Week 3 Progress Report
Revised Reports
Previous Meeting Recap:
Agreement to revise the structure of the PPP reports.
A bullet-point draft of the feasibility report.
Causal pathways for the local leakage chapter were established, with initial considerations on the data and methods required to test them.
Progress
Following our discussion, I have refined the structure for the first chapter on local leakage. The approach builds upon the work of Ford et al. (2020) and Fuller et al. (2020) but introduces a crucial difference in research design. Moving beyond solely a comparison of rates inside and outside a Protected Area (PA), I am designing a deductive approach. This constructs causal pathways between the context of the PA and its potential local impacts on other habitats within the landscape. These lead to testable hypotheses which can be examined using comparative methods between landscapes with different features.
To this end, I have developed a foundational pathway that links variables - such as the factor mobility of economic activities and the landscape’s connectedness to other markets - to the propensity for production displacement either within or outside of the landscape.

This mix of variables creates a variety of causal pathways. Building on our last discussion, I have outlined several of these:
| Context / Dominant Land Use | Key Driver / Pressure | Mechanism / Spatial Effect | Outcome / Signal |
| Area dominated by subsistence farming (Low factor mobility) | Population pressure mandates expansion of local food production. | Areas in proximity to the PA experience more complete land clearance (fewer untouched habitat patches). | Strong local leakage signal. |
| Area dominated by mobile commodity/plantation agriculture (e.g., palm oil, soy) | Market pressures encourage expansion in many locations, but PA stifles local investment. | Production pressure is displaced to other landscapes. | Lower local leakage signal; landscape exhibits potential “blockage” traits. |
| PA with spatially heterogeneous additionality (some areas more protected than others) in a region of low factor mobility. | Underlying pressure for land conversion remains. | Areas in proximity to sites of high additionality within the PA experience more complete land clearance. | Spatially specific local leakage signal. |
| Area dominated by landscape-specific commodities (e.g., coffee, vanilla) (Low factor mobility due to product specificity) | Global Market pressures encourage expansion of local production. | Due to product specificity, pressure cannot be easily absorbed by other landscapes. Areas near the PA experience more complete land clearance. | Strong local leakage signal. |
To test these hypothesised pathways, data on the local economies of landscapes with PAs is needed. I plan to use models like TESSERA to estimate land use proportions near projects. I have begun experimenting with downloading the embeddings and will develop a streamlined pipeline for producing land use classification maps.

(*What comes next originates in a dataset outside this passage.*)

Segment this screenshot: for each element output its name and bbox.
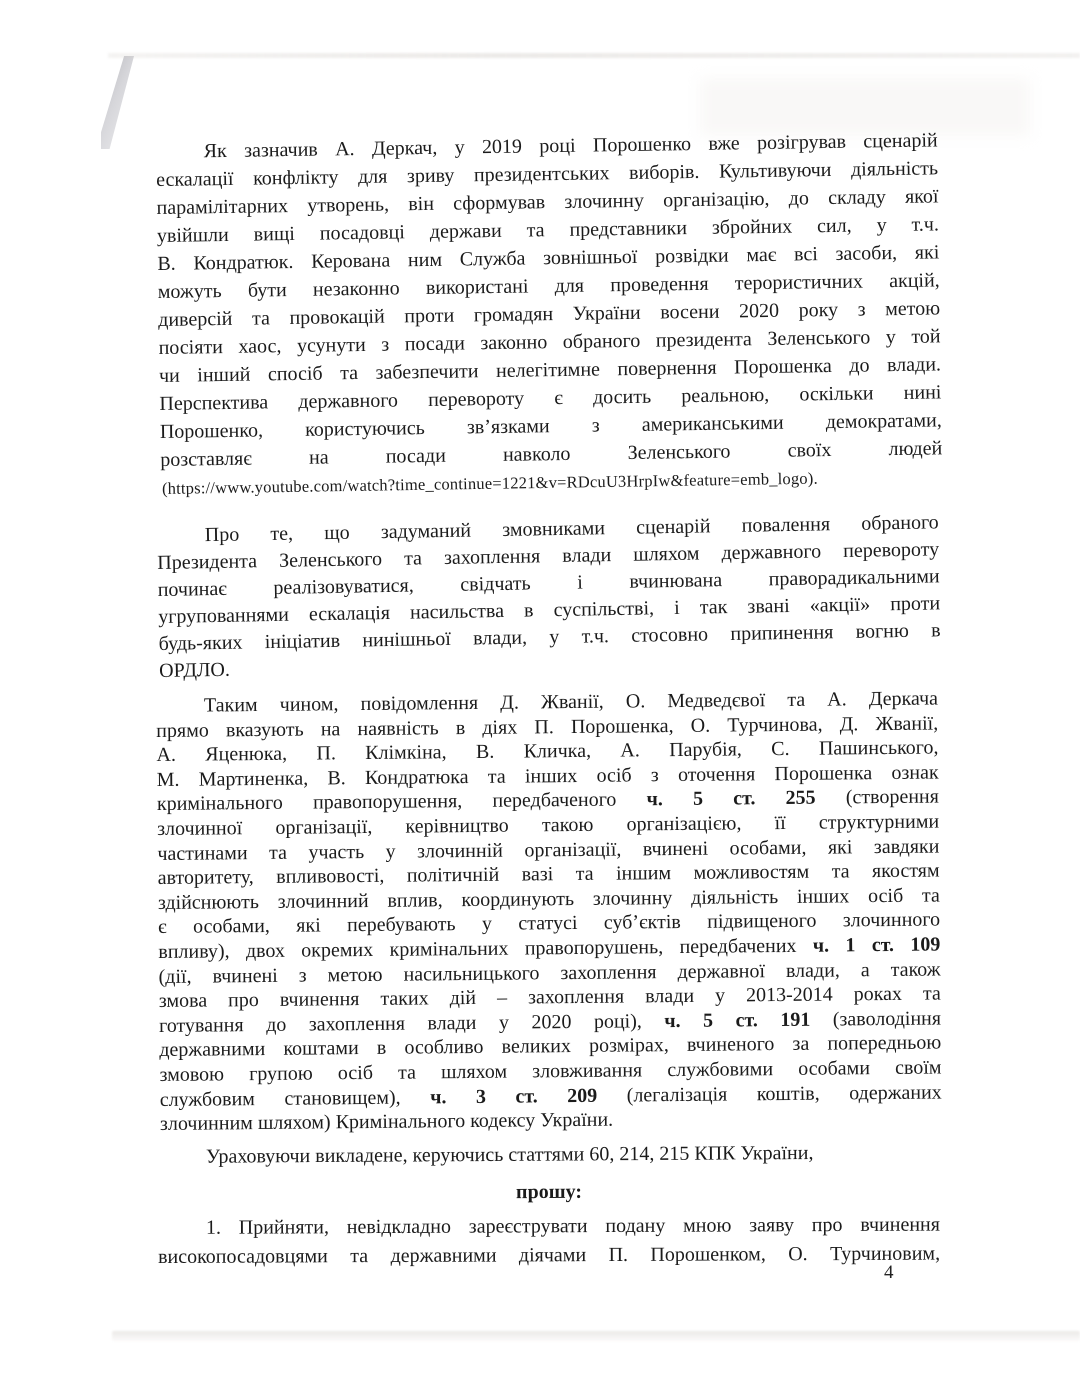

Additionally, I have developed a more computationally efficient version of the find_potential_matches script used in PACT. The original was too intensive for the large-scale pixel matching required for this chapter, especially on a shared resource like Sherwood. A flowchart outlining the new approach can be seen here.
Finally, the main draft of my feasibility report is largely complete and can be accessed here. I would appreciate any feedback you may have on its content and structure.
Problems
TESSERA Embeddings: Downloading the embeddings is proving challenging. My first attempt caused Sherwood to crash. A subsequent attempt was successful, but downloading for multiple landscapes will be storage-intensive. My proposed solution is to build a pipeline that does the following:

To this end, I will need to determine which classification approach is most effective in terms of accuracy and compute. At the moment a lot of TESSERA demonstrations use an adapted Random Forest method.
- Project Matching Input Data: To begin matching projects with their spillover buffers this month, I need to compile a complete set of project geojsons and associated metadata.
- Landscape Profile Data: I need to finalise the datasets for building landscape profiles for each project. I have initial ideas (e.g., night-time lights, gridded population, biomass, road maps, access layers) but should begin acquiring these resources.
- Feasibility Report: I am worried that my feasibility report is not quite striking the balance between being succinct and covering enough of what I intend to do. For now, I’ve included a qualitative political ecology chapter on the ethics of proactive leakage management the sort I’m advocating for. However, I would be eager to hear your opinions on this idea.
Plans
- Feasibility Report: Finalise the feasibility report promptly to free up focus for the pixel matching work.
- Project Database: Compile a folder and table of project geojsons and metadata. I will primarily focus on REDD+ projects due to their greater policy equivalence, which facilitates cross-regional comparison.
- Data Acquisition: Begin systematically downloading the core datasets required for building the landscape profiles. For now hold off on TESSERA embeddings as they could be a time sink/a distraction whilst there is still low hanging fruit.
- Start writing up a short review table of all the existing local leakage studies, their findings, regions, and methods. Clearly be able to describe what makes my study useful and unique.